Authors: Karagülle M (1) , Kardeş S (1) , Dişçi R (2) , Karagülle MZ (1)
Affiliations:
(1) Department of Medical Ecology and Hydroclimatology, İstanbul Medical Faculty, İstanbul University (2) Department of Biostatistics, İstanbul Faculty of Medicine, İstanbul University
Source: Int J Biometeorol. 2018 Feb;62(2):195-205
DOI: 10.1007/s00484-017-1441-y Publication date: 2018 Feb E-Publication date: Sept. 7, 2017 Availability: abstract Copyright: © ISB 2017
Language: English Countries: Not specified Location: Not specified Correspondence address: mkgulle@istanbul.edu.tr

Keywords

Article abstract

This study aims to investigate whether 2-week spa therapy, as an adjunct to usual pharmacological therapy, has any beneficial effect in patients with rheumatoid arthritis (RA).
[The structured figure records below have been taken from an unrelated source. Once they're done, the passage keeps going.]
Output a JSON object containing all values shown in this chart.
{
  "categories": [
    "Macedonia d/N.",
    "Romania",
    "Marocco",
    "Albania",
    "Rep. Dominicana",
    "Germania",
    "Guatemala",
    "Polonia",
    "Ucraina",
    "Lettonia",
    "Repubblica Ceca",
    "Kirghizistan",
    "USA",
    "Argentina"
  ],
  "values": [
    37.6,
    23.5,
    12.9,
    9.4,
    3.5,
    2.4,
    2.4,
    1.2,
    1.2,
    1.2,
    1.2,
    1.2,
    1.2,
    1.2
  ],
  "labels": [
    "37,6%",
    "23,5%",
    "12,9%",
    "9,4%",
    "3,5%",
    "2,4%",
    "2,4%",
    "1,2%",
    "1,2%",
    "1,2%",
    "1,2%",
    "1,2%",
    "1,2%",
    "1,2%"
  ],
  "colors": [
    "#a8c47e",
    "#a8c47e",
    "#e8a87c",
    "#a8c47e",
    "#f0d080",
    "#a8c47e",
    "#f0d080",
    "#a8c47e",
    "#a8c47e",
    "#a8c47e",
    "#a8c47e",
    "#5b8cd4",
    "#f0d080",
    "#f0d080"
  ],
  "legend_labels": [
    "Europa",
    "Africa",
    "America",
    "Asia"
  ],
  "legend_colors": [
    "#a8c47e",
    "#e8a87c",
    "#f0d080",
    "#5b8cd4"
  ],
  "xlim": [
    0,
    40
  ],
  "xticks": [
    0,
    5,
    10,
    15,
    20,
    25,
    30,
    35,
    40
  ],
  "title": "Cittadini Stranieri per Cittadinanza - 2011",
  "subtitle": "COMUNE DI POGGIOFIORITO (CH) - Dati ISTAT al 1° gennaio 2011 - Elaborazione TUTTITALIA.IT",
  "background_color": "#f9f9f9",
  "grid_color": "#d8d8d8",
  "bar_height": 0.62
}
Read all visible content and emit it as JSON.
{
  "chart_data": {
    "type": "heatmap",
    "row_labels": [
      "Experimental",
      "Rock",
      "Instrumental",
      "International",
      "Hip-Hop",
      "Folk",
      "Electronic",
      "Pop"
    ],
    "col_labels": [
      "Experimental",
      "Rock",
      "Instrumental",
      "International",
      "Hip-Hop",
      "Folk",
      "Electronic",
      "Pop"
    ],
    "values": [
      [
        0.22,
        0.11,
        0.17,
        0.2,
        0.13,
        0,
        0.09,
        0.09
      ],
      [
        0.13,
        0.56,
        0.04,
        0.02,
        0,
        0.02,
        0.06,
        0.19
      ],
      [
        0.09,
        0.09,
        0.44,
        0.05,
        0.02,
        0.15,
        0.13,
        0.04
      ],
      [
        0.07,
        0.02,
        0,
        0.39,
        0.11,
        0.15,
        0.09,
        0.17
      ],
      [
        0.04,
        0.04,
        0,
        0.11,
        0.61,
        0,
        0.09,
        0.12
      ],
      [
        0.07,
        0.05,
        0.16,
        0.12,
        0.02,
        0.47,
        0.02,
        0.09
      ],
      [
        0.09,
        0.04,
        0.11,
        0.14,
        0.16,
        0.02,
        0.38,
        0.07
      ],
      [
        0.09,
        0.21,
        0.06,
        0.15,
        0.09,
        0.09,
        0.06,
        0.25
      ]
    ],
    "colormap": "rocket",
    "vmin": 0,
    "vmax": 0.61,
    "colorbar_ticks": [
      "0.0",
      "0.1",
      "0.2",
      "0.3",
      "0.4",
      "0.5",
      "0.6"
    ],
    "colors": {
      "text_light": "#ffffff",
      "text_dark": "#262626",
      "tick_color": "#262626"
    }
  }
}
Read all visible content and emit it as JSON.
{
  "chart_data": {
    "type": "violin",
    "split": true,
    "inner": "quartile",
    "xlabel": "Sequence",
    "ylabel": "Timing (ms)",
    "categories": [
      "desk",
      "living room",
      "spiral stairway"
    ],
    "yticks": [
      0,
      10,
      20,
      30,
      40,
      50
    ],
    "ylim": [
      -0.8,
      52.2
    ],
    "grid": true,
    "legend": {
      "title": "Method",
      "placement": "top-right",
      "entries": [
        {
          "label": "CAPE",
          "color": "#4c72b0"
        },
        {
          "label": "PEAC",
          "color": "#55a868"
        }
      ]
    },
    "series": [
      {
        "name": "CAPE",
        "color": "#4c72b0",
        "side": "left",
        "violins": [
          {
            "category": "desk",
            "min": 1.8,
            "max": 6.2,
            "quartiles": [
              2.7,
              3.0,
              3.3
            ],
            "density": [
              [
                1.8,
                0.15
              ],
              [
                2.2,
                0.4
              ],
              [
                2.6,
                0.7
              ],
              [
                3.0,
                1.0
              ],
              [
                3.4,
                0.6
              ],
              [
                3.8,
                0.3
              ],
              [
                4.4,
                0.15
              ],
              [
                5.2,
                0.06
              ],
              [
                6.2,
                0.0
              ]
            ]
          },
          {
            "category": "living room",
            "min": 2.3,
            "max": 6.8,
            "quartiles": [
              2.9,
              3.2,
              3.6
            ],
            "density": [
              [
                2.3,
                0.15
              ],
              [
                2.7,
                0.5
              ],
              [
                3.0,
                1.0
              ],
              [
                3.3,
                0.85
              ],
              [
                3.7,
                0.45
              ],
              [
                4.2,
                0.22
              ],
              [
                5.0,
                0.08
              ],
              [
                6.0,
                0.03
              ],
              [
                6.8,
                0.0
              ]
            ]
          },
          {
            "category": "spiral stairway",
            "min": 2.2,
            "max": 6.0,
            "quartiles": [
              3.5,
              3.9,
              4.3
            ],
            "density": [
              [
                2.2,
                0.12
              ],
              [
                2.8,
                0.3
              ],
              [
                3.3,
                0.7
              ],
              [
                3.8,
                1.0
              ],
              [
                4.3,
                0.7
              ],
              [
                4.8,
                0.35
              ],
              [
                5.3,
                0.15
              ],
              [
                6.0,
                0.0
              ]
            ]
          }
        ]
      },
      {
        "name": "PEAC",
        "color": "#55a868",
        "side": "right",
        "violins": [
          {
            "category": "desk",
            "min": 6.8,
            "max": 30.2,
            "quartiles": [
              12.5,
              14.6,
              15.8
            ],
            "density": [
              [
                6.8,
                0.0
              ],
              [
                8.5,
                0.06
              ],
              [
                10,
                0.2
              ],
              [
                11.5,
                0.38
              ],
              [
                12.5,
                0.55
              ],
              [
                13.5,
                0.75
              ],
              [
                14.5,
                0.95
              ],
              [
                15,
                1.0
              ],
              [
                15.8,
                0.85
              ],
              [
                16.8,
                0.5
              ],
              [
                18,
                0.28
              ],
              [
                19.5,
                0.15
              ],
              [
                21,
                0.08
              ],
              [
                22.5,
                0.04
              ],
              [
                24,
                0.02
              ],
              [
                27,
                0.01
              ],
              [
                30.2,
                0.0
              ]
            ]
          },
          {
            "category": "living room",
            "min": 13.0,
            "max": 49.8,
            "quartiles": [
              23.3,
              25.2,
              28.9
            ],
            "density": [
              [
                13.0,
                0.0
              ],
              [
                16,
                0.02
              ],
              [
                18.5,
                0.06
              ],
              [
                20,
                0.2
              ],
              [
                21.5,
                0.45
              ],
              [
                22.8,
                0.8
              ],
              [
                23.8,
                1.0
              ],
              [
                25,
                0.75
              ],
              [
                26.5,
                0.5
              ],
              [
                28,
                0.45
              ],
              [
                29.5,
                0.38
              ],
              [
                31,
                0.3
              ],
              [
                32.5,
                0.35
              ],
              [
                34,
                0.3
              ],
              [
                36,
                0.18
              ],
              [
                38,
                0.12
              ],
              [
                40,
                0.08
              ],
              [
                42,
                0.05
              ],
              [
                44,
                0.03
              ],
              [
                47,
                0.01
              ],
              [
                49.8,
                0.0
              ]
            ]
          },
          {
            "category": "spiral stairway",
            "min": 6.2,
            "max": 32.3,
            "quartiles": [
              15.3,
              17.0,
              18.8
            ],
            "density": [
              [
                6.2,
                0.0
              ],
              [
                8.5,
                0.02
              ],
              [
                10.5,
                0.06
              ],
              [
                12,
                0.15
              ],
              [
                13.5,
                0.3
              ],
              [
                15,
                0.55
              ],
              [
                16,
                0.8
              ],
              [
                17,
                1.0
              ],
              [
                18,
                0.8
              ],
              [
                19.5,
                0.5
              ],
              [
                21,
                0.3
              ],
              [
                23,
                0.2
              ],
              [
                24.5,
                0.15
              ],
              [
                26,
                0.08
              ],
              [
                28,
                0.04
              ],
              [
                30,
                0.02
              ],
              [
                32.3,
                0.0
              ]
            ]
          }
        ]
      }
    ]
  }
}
In this single-blind crossover study, 50 patients were randomly assigned in a 1:1 manner to receive usual pharmacological therapy plus 2-week spa therapy or usual pharmacological therapy alone (period 1.6 months); after a 9-month washout, patients were crossed over to the opposite assignment (period 2.6 months). Spa therapy program included a daily saline balneotherapy session at 36-37 °C for 20 min except Sundays. The clinical outcomes were evaluated at baseline, after spa therapy (2 weeks) and 3 and 6 months after the spa therapy in both period and were pain (Visual Analogue Scale (VAS)), patient and physician global assessments (VAS), Health Assessment Questionnaire (HAQ), and Disease Activity Score (DAS28). Spa therapy was superior to control therapy in improving all the assessed clinical outcomes at the end of the spa therapy. This superiority persisted significantly in physician global assessment (p = 0.010) and with a trend in favor of spa group in patient global assessment (p = 0.058), function (p = 0.092), and disease activity (p = 0.098) at 3 months. Statistically significant improvements were found in spa therapy compared to control in disease activity (p = 0.006) and patient (p = 0.020) and physician global (p = 0.011) assessments, and a trend toward improvements in pain (p = 0.069) and swollen joints (p = 0.070) at 6 months. A 2-week spa therapy adjunct to usual pharmacological therapy provided beneficial clinical effects compared to usual pharmacological therapy alone, in RA patients treated with traditional disease-modifying antirheumatic drugs. These beneficial effects may last for 6 months.